GABUCCINI, Hieronymus. [with] ALTOMARI, Donato Antonio.

GABUCCINI, Hieronymus. [with] ALTOMARI, Donato Antonio. De Lumbricis. [with] De Alteratione.

Venice, Hyeronimum Scotum [with] Ioan Gryphium, 1547

£1,350.00

FIRST EDITIONS. 8vo. Ff. (viii) 62 (x); 76. Italic letter. Woodcut device of flaming salamander to first tp; printer’s griffin device to second. Historiated initials in both works. C18 ex libris to inner cover of physician Petri Antonio Vigada, second work has considerable contemp. Latin marginalia probably in his hand. Light water stain to outer margin of f. 5-26 in first, a few minor marginal wormholes. A good clean copy in reused vellum from a C14 Latin manuscript, minor damage to edges and over bands on spine.

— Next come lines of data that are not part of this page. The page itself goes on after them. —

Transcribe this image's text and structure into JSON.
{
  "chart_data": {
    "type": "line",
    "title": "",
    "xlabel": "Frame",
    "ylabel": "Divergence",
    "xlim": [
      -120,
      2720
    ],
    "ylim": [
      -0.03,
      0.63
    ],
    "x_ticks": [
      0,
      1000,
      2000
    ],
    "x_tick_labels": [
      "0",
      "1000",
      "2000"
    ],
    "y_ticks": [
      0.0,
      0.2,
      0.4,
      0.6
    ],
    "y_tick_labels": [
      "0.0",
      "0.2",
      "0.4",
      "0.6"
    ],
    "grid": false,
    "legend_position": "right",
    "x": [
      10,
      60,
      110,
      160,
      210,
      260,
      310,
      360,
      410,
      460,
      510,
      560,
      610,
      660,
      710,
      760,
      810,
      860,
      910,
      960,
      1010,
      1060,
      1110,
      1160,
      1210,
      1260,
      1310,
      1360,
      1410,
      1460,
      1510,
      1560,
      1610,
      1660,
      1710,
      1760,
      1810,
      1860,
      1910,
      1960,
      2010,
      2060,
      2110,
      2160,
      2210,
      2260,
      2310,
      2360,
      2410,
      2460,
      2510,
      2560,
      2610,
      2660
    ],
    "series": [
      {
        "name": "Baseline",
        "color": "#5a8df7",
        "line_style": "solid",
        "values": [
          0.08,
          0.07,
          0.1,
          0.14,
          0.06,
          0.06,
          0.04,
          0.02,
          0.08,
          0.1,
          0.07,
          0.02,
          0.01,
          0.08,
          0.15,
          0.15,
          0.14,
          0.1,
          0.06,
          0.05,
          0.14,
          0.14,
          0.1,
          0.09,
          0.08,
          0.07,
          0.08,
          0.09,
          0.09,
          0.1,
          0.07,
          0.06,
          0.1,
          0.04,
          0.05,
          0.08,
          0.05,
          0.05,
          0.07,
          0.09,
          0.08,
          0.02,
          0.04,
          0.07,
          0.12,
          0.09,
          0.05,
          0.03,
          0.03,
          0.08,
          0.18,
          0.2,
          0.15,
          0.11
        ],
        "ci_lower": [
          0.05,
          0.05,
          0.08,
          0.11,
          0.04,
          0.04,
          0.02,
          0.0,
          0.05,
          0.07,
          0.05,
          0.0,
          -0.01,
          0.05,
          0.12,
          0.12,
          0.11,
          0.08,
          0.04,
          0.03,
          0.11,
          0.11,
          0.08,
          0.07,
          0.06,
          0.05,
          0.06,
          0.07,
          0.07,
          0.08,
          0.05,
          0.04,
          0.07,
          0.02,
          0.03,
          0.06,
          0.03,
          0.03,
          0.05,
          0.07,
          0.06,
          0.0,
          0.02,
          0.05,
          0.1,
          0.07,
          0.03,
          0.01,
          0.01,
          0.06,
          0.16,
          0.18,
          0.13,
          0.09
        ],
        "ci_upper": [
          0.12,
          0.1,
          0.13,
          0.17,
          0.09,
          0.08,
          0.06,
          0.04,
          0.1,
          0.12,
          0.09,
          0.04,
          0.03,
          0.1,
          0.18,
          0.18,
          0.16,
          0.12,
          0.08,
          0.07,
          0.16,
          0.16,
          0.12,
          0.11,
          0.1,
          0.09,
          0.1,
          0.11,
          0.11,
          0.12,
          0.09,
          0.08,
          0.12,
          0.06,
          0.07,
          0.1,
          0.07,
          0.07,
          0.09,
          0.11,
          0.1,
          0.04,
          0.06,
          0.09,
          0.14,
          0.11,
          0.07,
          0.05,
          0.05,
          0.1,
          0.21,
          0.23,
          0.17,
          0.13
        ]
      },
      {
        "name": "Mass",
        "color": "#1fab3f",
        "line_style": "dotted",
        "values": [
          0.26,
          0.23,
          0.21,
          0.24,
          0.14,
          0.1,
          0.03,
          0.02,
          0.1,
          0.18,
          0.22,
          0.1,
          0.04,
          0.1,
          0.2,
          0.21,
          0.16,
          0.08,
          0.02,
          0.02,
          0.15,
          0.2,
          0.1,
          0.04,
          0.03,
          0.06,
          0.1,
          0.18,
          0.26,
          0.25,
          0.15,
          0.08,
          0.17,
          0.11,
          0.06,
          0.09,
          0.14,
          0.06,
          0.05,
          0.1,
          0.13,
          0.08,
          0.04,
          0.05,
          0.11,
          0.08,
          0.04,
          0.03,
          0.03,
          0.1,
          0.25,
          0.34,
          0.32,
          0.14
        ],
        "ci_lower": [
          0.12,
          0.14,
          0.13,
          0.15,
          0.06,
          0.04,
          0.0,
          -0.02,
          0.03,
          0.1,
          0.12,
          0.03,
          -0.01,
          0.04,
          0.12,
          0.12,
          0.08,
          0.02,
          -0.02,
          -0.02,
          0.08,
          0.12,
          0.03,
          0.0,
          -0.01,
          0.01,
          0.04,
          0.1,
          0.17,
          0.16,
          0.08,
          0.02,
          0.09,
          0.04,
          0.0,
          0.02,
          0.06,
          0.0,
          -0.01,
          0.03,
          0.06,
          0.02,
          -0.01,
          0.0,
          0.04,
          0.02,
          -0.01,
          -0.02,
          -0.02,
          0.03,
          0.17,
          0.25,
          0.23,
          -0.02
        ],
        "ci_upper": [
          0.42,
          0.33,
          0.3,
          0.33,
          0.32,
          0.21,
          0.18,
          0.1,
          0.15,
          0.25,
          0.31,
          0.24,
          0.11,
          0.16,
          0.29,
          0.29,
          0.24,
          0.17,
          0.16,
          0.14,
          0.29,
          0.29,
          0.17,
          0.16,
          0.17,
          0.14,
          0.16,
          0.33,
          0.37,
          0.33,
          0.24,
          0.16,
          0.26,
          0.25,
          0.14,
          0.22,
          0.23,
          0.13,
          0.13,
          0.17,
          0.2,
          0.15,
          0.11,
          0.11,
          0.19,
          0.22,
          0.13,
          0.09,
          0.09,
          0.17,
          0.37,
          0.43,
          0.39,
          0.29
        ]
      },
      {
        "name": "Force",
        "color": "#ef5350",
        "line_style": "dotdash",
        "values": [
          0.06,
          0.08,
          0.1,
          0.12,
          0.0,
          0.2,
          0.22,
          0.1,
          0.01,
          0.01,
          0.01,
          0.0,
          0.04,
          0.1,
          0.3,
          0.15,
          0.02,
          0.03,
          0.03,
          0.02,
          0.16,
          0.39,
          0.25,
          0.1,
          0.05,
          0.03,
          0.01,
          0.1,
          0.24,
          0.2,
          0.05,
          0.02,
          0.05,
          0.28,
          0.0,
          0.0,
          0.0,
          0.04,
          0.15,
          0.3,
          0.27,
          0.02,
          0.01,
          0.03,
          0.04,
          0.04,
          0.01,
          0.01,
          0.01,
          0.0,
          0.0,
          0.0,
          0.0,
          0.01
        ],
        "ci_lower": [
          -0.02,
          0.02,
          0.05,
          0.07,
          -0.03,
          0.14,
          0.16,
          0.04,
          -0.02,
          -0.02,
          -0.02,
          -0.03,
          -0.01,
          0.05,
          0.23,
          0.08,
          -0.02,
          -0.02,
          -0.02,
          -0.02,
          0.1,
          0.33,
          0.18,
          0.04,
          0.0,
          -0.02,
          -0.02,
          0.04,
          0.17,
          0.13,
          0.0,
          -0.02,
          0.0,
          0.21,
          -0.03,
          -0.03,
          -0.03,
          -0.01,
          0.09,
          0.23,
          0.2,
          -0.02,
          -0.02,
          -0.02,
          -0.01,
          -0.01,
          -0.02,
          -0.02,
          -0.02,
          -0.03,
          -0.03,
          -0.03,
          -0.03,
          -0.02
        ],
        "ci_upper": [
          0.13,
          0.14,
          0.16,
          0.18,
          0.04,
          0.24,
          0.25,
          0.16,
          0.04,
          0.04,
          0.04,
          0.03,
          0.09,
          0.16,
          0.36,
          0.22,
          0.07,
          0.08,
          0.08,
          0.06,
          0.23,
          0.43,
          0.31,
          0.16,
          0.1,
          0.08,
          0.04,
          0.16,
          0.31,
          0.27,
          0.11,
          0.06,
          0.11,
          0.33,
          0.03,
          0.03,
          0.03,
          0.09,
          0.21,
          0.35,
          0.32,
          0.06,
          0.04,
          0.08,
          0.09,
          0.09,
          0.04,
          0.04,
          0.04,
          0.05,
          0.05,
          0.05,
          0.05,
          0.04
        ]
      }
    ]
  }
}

First editions of these impressive medical works by Girolamo Gabuccini and Donato Antonio Altomari (1520-1556). Girolamo Gabuccini was an Italian physician who wrote on topics ranging from epilepsy to gout. This work focuses on parasitic worms and is the first separate treatise on the subject. The work was successful enough that a second, possibly pirated, edition appeared at Venice in 1547 and a third at Lyon in 1549. Although the parasites he discusses, like tapeworms, had been known since antiquity, Gabuccini was innovative in his approaches to understanding their formation and their treatment. “Gabuccini believed that the lesser heat in the intestine leads to tapeworm formation” (Egerton, Frank. ‘A History of the Ecological Sciences, Part 12: Invertebrate Zoology and Parasitology during the 1500s’, 2004). Gabuccini also discusses the liver fluke (fasciola hepatica) of sheep and goats, first written about by the French sheep farmer Jean de Brie in 1379. He attempts to understand how it infects the animal as well as the possible life cycle of the parasite. The English naturalist and physician Thomas Moffet (1553-1604) produced a commentary and analysis of Gabuccini’s work on parasites in his ‘Of the Signs and Cure of Worms out of Gabucinus’.

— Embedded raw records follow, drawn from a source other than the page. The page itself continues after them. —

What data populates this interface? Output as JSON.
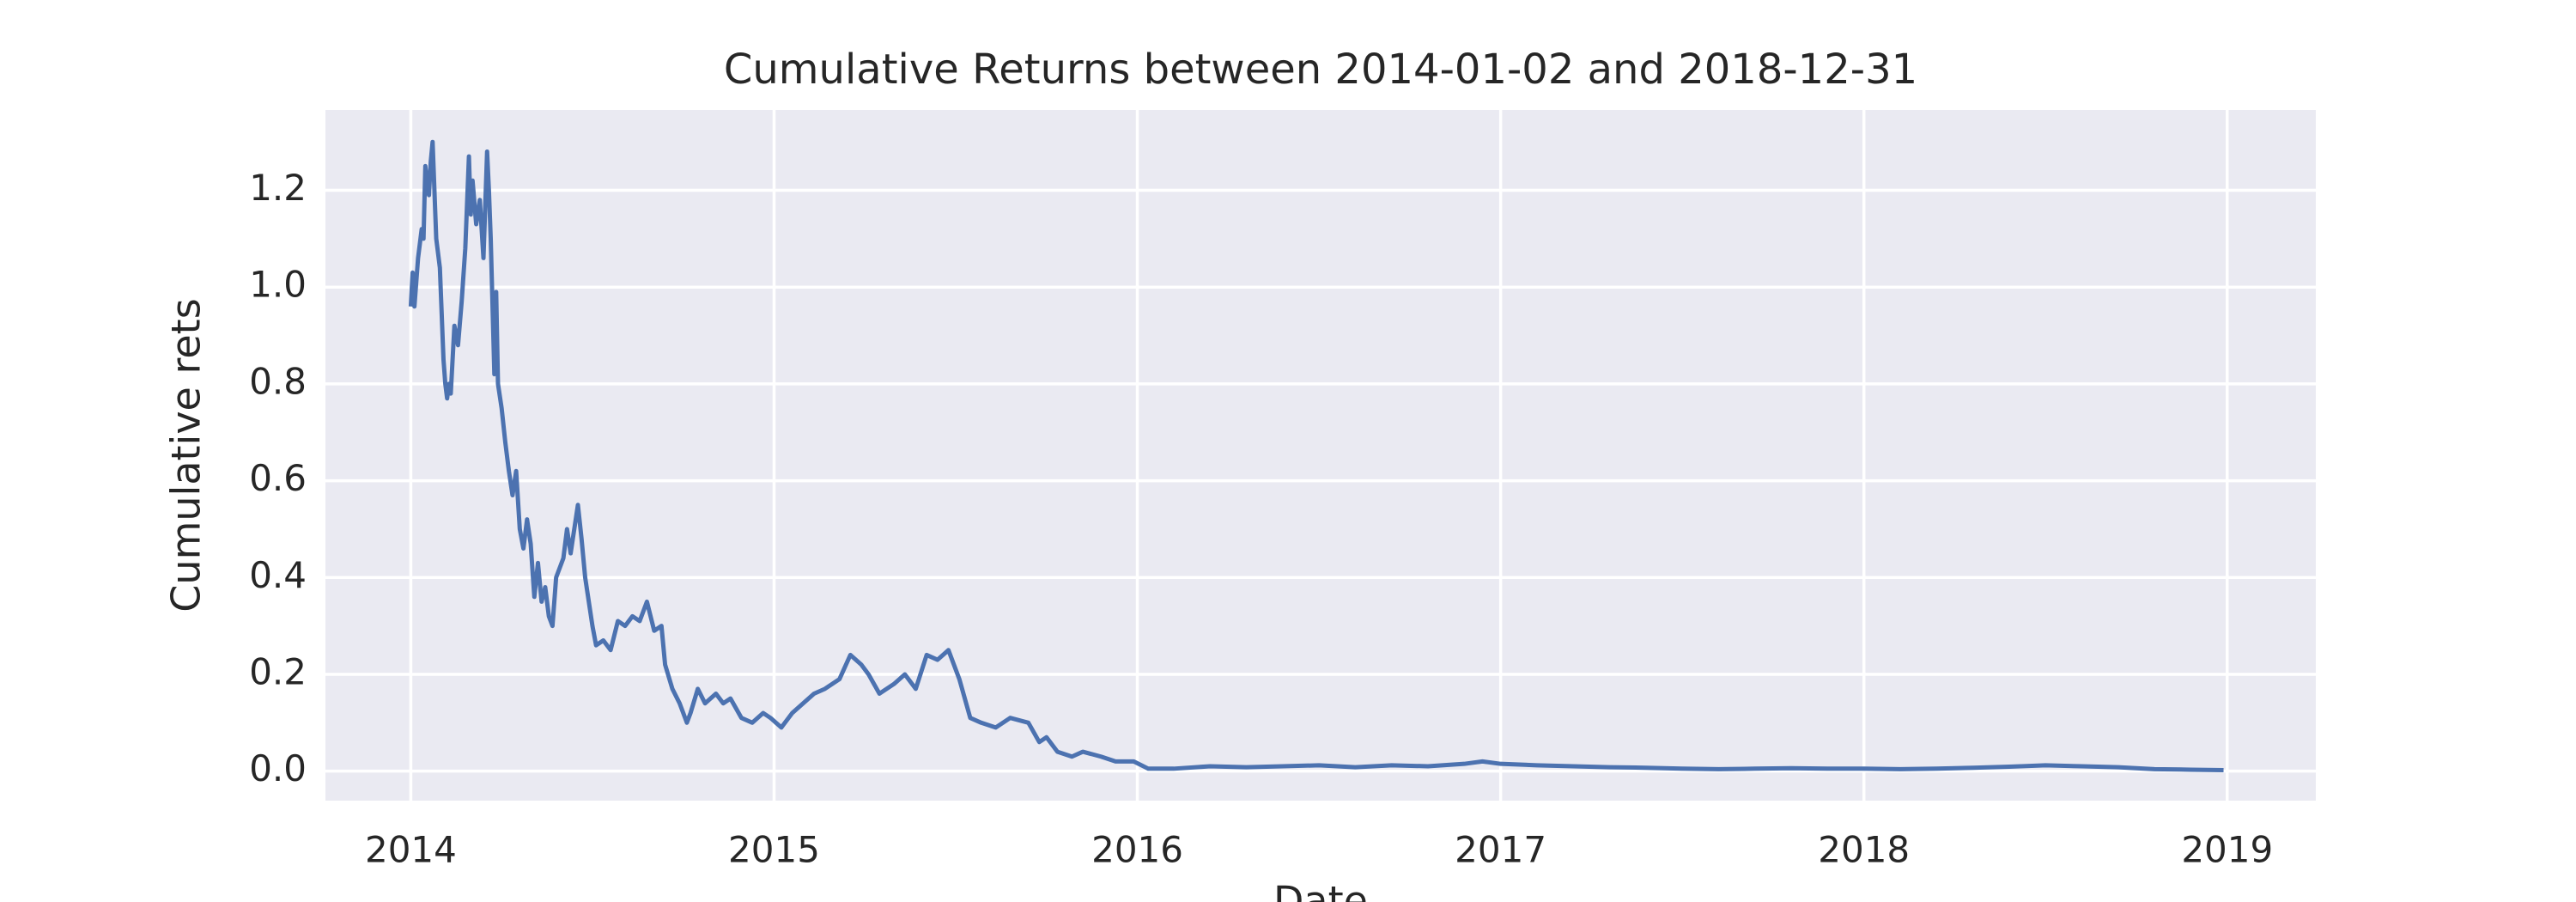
{
  "chart_data": {
    "type": "line",
    "title": "Cumulative Returns between 2014-01-02 and 2018-12-31",
    "x_label": "Date",
    "y_label": "Cumulative rets",
    "color": "#4c72b0",
    "grid": true,
    "xlim": [
      2013.765,
      2019.244
    ],
    "xticks": [
      2014,
      2015,
      2016,
      2017,
      2018,
      2019
    ],
    "ylim": [
      -0.061,
      1.366
    ],
    "yticks": [
      {
        "value": 0,
        "label": "0.0"
      },
      0.2,
      0.4,
      0.6,
      0.8,
      {
        "value": 1,
        "label": "1.0"
      },
      1.2
    ],
    "x": [
      2014.0,
      2014.005,
      2014.01,
      2014.02,
      2014.03,
      2014.035,
      2014.04,
      2014.05,
      2014.055,
      2014.06,
      2014.065,
      2014.07,
      2014.08,
      2014.09,
      2014.095,
      2014.1,
      2014.105,
      2014.11,
      2014.12,
      2014.13,
      2014.14,
      2014.15,
      2014.16,
      2014.165,
      2014.17,
      2014.18,
      2014.19,
      2014.2,
      2014.21,
      2014.215,
      2014.22,
      2014.23,
      2014.235,
      2014.24,
      2014.25,
      2014.26,
      2014.27,
      2014.28,
      2014.29,
      2014.3,
      2014.31,
      2014.32,
      2014.33,
      2014.34,
      2014.35,
      2014.36,
      2014.37,
      2014.38,
      2014.39,
      2014.4,
      2014.42,
      2014.43,
      2014.44,
      2014.46,
      2014.47,
      2014.48,
      2014.5,
      2014.51,
      2014.53,
      2014.55,
      2014.57,
      2014.59,
      2014.61,
      2014.63,
      2014.65,
      2014.67,
      2014.69,
      2014.7,
      2014.72,
      2014.74,
      2014.76,
      2014.77,
      2014.79,
      2014.81,
      2014.84,
      2014.86,
      2014.88,
      2014.91,
      2014.94,
      2014.97,
      2014.99,
      2015.02,
      2015.05,
      2015.08,
      2015.11,
      2015.14,
      2015.18,
      2015.21,
      2015.24,
      2015.26,
      2015.29,
      2015.33,
      2015.36,
      2015.39,
      2015.42,
      2015.45,
      2015.48,
      2015.51,
      2015.54,
      2015.57,
      2015.61,
      2015.65,
      2015.7,
      2015.73,
      2015.75,
      2015.78,
      2015.82,
      2015.85,
      2015.9,
      2015.94,
      2015.99,
      2016.03,
      2016.1,
      2016.2,
      2016.3,
      2016.4,
      2016.5,
      2016.6,
      2016.7,
      2016.8,
      2016.9,
      2016.95,
      2017.0,
      2017.1,
      2017.2,
      2017.3,
      2017.4,
      2017.5,
      2017.6,
      2017.7,
      2017.8,
      2017.9,
      2018.0,
      2018.1,
      2018.2,
      2018.3,
      2018.4,
      2018.5,
      2018.6,
      2018.7,
      2018.8,
      2018.9,
      2018.99
    ],
    "values": [
      0.96,
      1.03,
      0.96,
      1.06,
      1.12,
      1.1,
      1.25,
      1.19,
      1.26,
      1.3,
      1.2,
      1.1,
      1.04,
      0.85,
      0.8,
      0.77,
      0.8,
      0.78,
      0.92,
      0.88,
      0.97,
      1.08,
      1.27,
      1.15,
      1.22,
      1.13,
      1.18,
      1.06,
      1.28,
      1.2,
      1.1,
      0.82,
      0.99,
      0.8,
      0.75,
      0.68,
      0.62,
      0.57,
      0.62,
      0.5,
      0.46,
      0.52,
      0.47,
      0.36,
      0.43,
      0.35,
      0.38,
      0.32,
      0.3,
      0.4,
      0.44,
      0.5,
      0.45,
      0.55,
      0.48,
      0.4,
      0.3,
      0.26,
      0.27,
      0.25,
      0.31,
      0.3,
      0.32,
      0.31,
      0.35,
      0.29,
      0.3,
      0.22,
      0.17,
      0.14,
      0.1,
      0.12,
      0.17,
      0.14,
      0.16,
      0.14,
      0.15,
      0.11,
      0.1,
      0.12,
      0.11,
      0.09,
      0.12,
      0.14,
      0.16,
      0.17,
      0.19,
      0.24,
      0.22,
      0.2,
      0.16,
      0.18,
      0.2,
      0.17,
      0.24,
      0.23,
      0.25,
      0.19,
      0.11,
      0.1,
      0.09,
      0.11,
      0.1,
      0.06,
      0.07,
      0.04,
      0.03,
      0.04,
      0.03,
      0.02,
      0.02,
      0.005,
      0.005,
      0.01,
      0.008,
      0.01,
      0.012,
      0.008,
      0.012,
      0.01,
      0.015,
      0.02,
      0.015,
      0.012,
      0.01,
      0.008,
      0.007,
      0.005,
      0.004,
      0.005,
      0.006,
      0.005,
      0.005,
      0.004,
      0.005,
      0.007,
      0.009,
      0.012,
      0.01,
      0.008,
      0.004,
      0.003,
      0.002
    ]
  }
}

The second work is by the Italian doctor Altomari, who was an ardent follower of Middle Eastern medical practices and methodology. It focuses on gastroenterological processes including digestion, absorption and ‘purgatione’, or cleansing. Altomari was born in Naples and studied medicine under the classical schools of Hippocrates and Galen as well as Arabic works. He became acquainted with major Neapolitan academics including Tansillo and Della Porta, and was renowned for his lively debating skills and anti-Paracelsian ideology. He published prolifically but came under fire in 1552 when he was summoned to Rome on charges of heresy as part of the reforms instigated by the Theatines. Altomari died sometime after 1562 and is buried in Naples at the Church of S. Maria delle Grazier in the Altomari Chapel.

This copy belonged to Pietro Antonio Vigada from Favria in Turin, who was a practising physician and the author of cure guides to common ailments such as fevers.

1: Wellcome I 2483; BM STC It. 285; Durling C16th 1742; Adams 8 for the 1549 Lyon edition. 2: Osler Bib II 1804; Wellcome I 242; BM STC It. 21; Durling C16th 189 (imperfect).